As regards the situation in Lithuania, the study shows that the EU Charter of Fundamental Rights is used in practice by courts and litigants at all levels. Interestingly, there is also some use of the Charter at the local and regional level, e.g. the Vilnius Municipality refers to the Charter in its Strategic Action Plan 2023-2025, along with other international and national legislation, which may suggest a future trend towards the development of the Charter’s use not only in the judiciary, but also in public administration.

Nevertheless, in Lithuania, as in many other EU Member States, the use of the Charter, especially in strategic litigation, is currently relatively limited and its potential unrealised, although it has the same legal force as the EU Treaties. National courts are obliged to apply the Charter where the cases in question fall within the scope of EU law, but in practice the use of the Charter in strategic litigation is limited for a number of possible reasons: lack of knowledge, not knowing how to find the “hook” in EU law that would justify the use of the Charter, and reluctance to refer cases to the ECJ.
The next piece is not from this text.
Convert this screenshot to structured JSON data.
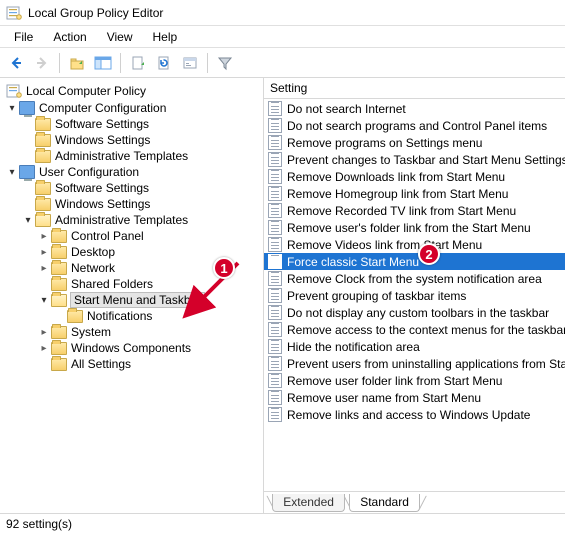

In order to improve the current situation and to ensure that the Charter is more widely and appropriately applied in strategic litigation, it is recommended to:

  1. Education for lawyers and judges: specialised training should be provided for both judges and legal practitioners to ensure that they understand the importance of the Charter’s application and are able to use it to protect human rights in strategic litigation. Judges must be encouraged to develop the conviction that the Charter is not just an “additional” right, but a powerful instrument to be applied in decision-making.
  2. Increased focus on the application of the Charter: courts must be encouraged to look carefully at how the Charter can be useful in practice. Jurisprudence should clearly set out the reasons why the Charter is relevant and provide detailed explanations when it does not apply.
  3. Clear procedures and raising public awareness: clear guidance is needed for both lawyers and civil society on how to ask for a preliminary ruling and how legal arguments must be presented before a court can refer a case to the ECJ. This would help not only applicants but also the courts to better understand when and why to refer to the CJEU.
  4. Strategic use of the Charter: Legal practitioners and human rights organisations must be encouraged to make greater use of the Charter to achieve justice, especially in complex and challenging cases. This includes both taking cases to the CJEU and strategically developing legal arguments to ensure that human rights are respected and protected at EU level.